7.2 Don’t Chase Ghosts

You’ll see weird stuff in the data—random spikes, companies you’ll never sell to, or traffic from bots. Don’t waste time chasing every outlier.

  • Focus on repeat patterns.
  • Ignore the noise. Most “signals” are false positives.

Step 8: Iterate—Don’t Set and Forget

Buyer intent changes. What worked last quarter might not work now.

  • Revisit your tracked events every month or so.
  • Drop what’s not useful; add new signals as your business evolves.
  • Ask your sales team what’s changed—what pages or actions actually matter now?

What to Ignore (Honestly)

There’s a lot of hype around intent data. Here’s what you can skip:

  • Heatmaps: Fun to look at, but rarely show true intent.
  • Session replays: You’ll waste hours watching people wiggle their mouse.
  • Low-intent content (blog, careers, resources): Track them if you want, but they won’t predict buying.
  • Third-party “intent” scores: Unless you have a data science team, these are usually guesses dressed up as numbers.

Stick to clear, obvious signals tied to your sales process.
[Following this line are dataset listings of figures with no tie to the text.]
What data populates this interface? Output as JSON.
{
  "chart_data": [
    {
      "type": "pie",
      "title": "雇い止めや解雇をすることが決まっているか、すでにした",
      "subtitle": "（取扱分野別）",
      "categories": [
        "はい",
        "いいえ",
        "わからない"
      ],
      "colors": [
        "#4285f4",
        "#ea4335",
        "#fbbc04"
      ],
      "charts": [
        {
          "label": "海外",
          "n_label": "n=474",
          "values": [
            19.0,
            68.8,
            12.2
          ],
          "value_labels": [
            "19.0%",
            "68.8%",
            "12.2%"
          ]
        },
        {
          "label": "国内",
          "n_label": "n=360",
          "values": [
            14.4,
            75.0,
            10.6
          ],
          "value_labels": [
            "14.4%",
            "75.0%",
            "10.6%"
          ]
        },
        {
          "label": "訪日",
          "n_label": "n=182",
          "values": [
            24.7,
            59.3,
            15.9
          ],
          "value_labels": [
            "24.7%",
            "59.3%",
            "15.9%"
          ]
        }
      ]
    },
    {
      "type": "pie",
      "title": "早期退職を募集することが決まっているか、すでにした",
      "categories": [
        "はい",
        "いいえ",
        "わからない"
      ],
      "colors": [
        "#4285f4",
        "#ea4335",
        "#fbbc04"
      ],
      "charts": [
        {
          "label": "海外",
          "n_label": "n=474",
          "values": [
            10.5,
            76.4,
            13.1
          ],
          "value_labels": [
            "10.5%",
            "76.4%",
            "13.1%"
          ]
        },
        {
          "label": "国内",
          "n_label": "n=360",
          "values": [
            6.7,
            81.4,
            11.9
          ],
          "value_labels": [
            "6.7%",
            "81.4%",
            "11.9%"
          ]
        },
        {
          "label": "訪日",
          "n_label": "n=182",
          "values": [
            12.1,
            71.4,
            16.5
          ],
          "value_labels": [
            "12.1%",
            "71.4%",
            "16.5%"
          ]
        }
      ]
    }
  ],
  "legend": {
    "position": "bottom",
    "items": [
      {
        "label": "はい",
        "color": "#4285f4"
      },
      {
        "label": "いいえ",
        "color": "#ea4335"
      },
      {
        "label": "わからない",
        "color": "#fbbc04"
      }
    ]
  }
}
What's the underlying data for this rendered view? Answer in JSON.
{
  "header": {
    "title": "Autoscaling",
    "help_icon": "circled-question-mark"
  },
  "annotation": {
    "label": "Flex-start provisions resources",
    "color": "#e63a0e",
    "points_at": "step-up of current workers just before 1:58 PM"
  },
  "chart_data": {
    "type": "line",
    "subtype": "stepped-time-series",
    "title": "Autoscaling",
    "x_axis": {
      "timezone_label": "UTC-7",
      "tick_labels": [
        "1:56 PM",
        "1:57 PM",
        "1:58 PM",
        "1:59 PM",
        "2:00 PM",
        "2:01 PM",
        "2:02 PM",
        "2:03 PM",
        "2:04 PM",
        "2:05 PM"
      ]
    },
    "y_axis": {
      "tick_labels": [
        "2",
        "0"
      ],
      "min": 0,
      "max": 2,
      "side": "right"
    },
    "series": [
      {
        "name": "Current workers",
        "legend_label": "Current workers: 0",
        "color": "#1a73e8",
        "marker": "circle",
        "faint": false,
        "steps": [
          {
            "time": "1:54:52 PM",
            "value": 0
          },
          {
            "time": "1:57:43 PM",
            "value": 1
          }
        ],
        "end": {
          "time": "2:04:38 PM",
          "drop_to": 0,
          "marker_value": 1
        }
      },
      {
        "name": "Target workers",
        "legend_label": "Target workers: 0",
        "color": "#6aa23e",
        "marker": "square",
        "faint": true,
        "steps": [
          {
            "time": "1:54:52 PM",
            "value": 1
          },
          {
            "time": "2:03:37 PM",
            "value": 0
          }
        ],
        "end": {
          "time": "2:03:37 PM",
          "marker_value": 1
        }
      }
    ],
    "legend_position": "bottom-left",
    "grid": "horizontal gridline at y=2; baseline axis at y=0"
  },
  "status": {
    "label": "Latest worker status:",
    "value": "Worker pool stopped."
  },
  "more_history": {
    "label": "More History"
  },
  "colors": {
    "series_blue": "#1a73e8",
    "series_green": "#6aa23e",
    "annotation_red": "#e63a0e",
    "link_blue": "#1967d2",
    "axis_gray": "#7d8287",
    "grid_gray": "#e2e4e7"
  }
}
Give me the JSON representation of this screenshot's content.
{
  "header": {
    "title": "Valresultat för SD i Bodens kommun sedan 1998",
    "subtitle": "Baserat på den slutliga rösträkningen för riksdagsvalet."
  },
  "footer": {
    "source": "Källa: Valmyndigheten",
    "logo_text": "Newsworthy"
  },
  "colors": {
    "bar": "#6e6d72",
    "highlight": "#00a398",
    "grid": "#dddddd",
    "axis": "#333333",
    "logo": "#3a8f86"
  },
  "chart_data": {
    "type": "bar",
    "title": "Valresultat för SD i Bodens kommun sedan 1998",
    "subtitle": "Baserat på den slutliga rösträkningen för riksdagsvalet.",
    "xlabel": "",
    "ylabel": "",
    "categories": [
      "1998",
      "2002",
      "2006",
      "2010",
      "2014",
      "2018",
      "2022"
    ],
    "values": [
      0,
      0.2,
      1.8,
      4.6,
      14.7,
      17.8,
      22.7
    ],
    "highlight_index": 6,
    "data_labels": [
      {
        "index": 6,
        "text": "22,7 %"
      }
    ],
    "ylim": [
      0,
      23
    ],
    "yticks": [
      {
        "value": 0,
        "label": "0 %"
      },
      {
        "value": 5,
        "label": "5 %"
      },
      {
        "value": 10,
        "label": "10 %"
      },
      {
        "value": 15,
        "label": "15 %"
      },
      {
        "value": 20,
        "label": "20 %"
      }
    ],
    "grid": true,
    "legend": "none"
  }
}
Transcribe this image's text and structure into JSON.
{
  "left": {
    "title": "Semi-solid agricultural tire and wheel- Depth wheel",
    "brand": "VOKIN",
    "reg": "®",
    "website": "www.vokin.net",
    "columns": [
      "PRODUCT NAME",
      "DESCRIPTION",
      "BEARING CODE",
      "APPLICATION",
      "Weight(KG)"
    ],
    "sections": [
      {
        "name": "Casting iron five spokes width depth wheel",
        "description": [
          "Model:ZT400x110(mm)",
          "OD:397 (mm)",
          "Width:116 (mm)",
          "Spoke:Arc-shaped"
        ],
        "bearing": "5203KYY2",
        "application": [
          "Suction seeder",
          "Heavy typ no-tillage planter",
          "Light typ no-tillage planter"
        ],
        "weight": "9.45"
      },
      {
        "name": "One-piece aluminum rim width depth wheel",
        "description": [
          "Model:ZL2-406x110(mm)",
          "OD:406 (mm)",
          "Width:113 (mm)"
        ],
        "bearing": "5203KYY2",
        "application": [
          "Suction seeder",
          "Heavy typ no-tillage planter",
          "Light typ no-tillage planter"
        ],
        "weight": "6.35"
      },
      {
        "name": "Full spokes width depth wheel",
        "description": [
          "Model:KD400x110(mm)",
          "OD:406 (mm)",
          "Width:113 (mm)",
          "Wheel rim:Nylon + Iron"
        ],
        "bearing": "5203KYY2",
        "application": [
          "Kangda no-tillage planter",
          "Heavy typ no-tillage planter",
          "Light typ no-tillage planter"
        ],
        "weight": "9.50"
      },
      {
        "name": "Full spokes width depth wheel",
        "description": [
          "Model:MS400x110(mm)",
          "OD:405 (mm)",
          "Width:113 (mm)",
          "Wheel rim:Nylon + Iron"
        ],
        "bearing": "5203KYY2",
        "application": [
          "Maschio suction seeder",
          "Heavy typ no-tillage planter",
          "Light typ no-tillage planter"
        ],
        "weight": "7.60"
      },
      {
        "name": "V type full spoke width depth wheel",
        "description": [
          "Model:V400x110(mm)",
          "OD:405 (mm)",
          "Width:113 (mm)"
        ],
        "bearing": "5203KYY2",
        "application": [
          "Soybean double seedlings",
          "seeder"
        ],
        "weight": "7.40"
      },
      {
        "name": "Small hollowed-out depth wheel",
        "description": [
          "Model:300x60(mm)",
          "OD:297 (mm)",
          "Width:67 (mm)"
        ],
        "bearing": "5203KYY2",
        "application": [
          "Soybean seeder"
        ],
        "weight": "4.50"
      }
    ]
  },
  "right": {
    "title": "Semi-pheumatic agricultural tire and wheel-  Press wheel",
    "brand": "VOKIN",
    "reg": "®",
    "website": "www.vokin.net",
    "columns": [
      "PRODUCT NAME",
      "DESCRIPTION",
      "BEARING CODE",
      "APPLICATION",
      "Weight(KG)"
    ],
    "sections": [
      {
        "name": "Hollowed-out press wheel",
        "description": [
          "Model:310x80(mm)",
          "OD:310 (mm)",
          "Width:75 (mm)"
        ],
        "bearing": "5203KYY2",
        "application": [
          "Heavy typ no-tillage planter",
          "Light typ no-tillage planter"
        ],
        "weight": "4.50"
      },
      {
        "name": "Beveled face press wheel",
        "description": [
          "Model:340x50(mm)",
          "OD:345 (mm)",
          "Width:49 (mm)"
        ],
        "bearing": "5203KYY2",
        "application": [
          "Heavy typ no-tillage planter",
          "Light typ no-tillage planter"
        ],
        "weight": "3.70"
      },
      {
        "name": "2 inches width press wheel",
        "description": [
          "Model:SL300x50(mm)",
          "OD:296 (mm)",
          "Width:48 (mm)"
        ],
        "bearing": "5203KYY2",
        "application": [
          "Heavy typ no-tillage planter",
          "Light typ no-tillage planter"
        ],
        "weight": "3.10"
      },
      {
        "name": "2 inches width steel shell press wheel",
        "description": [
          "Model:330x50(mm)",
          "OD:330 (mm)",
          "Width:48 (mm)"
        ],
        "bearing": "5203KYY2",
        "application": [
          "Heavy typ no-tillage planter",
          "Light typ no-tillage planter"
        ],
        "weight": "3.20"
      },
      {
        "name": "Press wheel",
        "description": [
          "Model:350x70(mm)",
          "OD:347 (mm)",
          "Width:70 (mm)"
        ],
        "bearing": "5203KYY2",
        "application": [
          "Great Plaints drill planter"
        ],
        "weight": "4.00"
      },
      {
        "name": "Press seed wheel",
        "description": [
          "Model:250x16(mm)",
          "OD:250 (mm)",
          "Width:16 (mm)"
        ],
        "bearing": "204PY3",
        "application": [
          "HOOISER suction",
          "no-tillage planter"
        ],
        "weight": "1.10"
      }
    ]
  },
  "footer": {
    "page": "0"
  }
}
The rest is noise.


Keep It Simple and Iterate

Tracking buyer intent isn’t magic, and you don’t need a PhD (or a stack of buzzword-laden tools) to get useful insights. With Getrafiki, focus on the handful of actions that actually predict sales, review your data regularly, and adjust as you learn.

Don’t aim for perfect. Start simple, watch what works, and double down on what actually helps your team. Ignore the rest. That’s how you get from data to action—without drowning in dashboards.